Proposta e apoio regional
Durante reunião de ministras e altas autoridades da Mulher do Mercosul em Assunção, no Paraguai, o governo brasileiro propôs a criação de um pacto regional para combater o feminicídio. A ministra das Mulheres, Márcia Lopes (PT), apresentou a iniciativa na sexta-feira (22), defendendo a articulação entre os países do bloco para desenvolver ações conjuntas de prevenção, proteção e acesso à Justiça. A proposta respeita as legislações nacionais, mas busca uma estratégia integrada para fortalecer a resposta ao problema na América do Sul. Representantes do Uruguai e da Argentina sinalizaram apoio, embora o tema ainda precise avançar em discussões técnicas antes de eventual formalização.

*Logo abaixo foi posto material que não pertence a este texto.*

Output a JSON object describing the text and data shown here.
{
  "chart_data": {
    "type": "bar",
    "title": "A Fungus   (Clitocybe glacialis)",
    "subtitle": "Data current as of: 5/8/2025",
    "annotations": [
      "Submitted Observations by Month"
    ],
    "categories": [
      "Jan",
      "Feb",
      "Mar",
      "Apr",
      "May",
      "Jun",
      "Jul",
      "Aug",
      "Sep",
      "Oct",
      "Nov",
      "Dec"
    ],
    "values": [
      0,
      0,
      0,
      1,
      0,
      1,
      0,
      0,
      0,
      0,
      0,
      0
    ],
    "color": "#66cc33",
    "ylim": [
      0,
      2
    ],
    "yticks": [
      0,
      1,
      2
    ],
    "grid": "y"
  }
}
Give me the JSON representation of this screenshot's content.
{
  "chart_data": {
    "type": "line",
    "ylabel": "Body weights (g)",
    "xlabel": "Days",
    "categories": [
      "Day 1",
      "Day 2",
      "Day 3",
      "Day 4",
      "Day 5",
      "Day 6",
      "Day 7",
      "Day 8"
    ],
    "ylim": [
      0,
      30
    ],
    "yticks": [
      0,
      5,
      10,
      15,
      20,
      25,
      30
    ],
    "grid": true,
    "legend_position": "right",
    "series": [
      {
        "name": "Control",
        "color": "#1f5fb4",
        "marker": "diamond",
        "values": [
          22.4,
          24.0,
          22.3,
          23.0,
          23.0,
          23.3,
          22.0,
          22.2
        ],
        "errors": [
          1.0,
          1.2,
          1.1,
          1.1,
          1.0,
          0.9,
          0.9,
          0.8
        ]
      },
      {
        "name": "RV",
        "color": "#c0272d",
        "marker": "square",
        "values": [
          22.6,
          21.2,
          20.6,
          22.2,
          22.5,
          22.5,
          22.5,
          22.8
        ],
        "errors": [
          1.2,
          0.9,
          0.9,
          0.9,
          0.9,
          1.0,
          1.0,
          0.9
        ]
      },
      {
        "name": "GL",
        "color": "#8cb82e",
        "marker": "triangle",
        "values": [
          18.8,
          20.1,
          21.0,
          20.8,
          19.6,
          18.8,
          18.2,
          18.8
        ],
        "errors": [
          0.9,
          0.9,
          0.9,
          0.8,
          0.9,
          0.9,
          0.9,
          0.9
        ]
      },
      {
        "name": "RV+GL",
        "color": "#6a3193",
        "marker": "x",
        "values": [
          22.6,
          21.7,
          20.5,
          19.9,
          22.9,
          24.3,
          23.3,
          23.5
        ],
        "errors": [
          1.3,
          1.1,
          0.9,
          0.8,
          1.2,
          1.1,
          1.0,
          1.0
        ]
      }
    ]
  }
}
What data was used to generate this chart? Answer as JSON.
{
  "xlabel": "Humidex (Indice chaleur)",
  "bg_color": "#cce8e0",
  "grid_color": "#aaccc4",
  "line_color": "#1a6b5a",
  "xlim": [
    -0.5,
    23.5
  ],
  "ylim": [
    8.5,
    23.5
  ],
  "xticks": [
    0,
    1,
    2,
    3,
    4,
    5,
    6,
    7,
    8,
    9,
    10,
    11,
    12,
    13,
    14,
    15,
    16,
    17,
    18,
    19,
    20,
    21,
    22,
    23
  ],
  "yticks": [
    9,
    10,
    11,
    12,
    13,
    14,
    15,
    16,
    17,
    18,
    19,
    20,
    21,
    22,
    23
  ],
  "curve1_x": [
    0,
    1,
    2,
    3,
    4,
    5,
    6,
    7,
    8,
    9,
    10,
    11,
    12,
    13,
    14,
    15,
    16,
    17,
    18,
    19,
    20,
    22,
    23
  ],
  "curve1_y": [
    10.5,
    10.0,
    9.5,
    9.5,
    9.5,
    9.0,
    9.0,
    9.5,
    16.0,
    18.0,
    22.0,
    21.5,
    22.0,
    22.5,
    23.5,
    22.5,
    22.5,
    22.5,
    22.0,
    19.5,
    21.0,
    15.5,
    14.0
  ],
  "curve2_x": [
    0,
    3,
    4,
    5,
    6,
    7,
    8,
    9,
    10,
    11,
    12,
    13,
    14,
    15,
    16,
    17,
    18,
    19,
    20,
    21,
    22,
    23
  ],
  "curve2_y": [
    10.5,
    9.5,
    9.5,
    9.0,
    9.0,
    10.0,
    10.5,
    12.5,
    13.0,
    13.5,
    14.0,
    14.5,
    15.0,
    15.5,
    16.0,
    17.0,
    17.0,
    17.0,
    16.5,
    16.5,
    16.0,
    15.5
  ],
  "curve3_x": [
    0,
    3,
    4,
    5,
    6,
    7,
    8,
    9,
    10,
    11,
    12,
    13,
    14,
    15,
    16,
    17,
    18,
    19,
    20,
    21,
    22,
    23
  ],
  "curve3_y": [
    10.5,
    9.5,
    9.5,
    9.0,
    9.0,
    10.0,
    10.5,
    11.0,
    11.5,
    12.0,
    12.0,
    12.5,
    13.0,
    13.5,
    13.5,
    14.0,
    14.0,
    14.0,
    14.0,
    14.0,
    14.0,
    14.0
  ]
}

Medidas adicionais do Brasil
O governo brasileiro também destacou medidas recentes adotadas pelo presidente Luiz Inácio Lula da Silva (PT) para ampliar a proteção às mulheres, especialmente no ambiente digital. Entre as ações, estão iniciativas para responsabilizar plataformas digitais e fortalecer mecanismos de combate à violência online, incluindo assédio, ataques e disseminação de conteúdos prejudiciais. Um decreto assinado por Lula durante evento no Palácio do Planalto reforçou essas medidas, vinculando-as ao Pacto Brasil entre os Três Poderes para Enfrentamento do Feminicídio.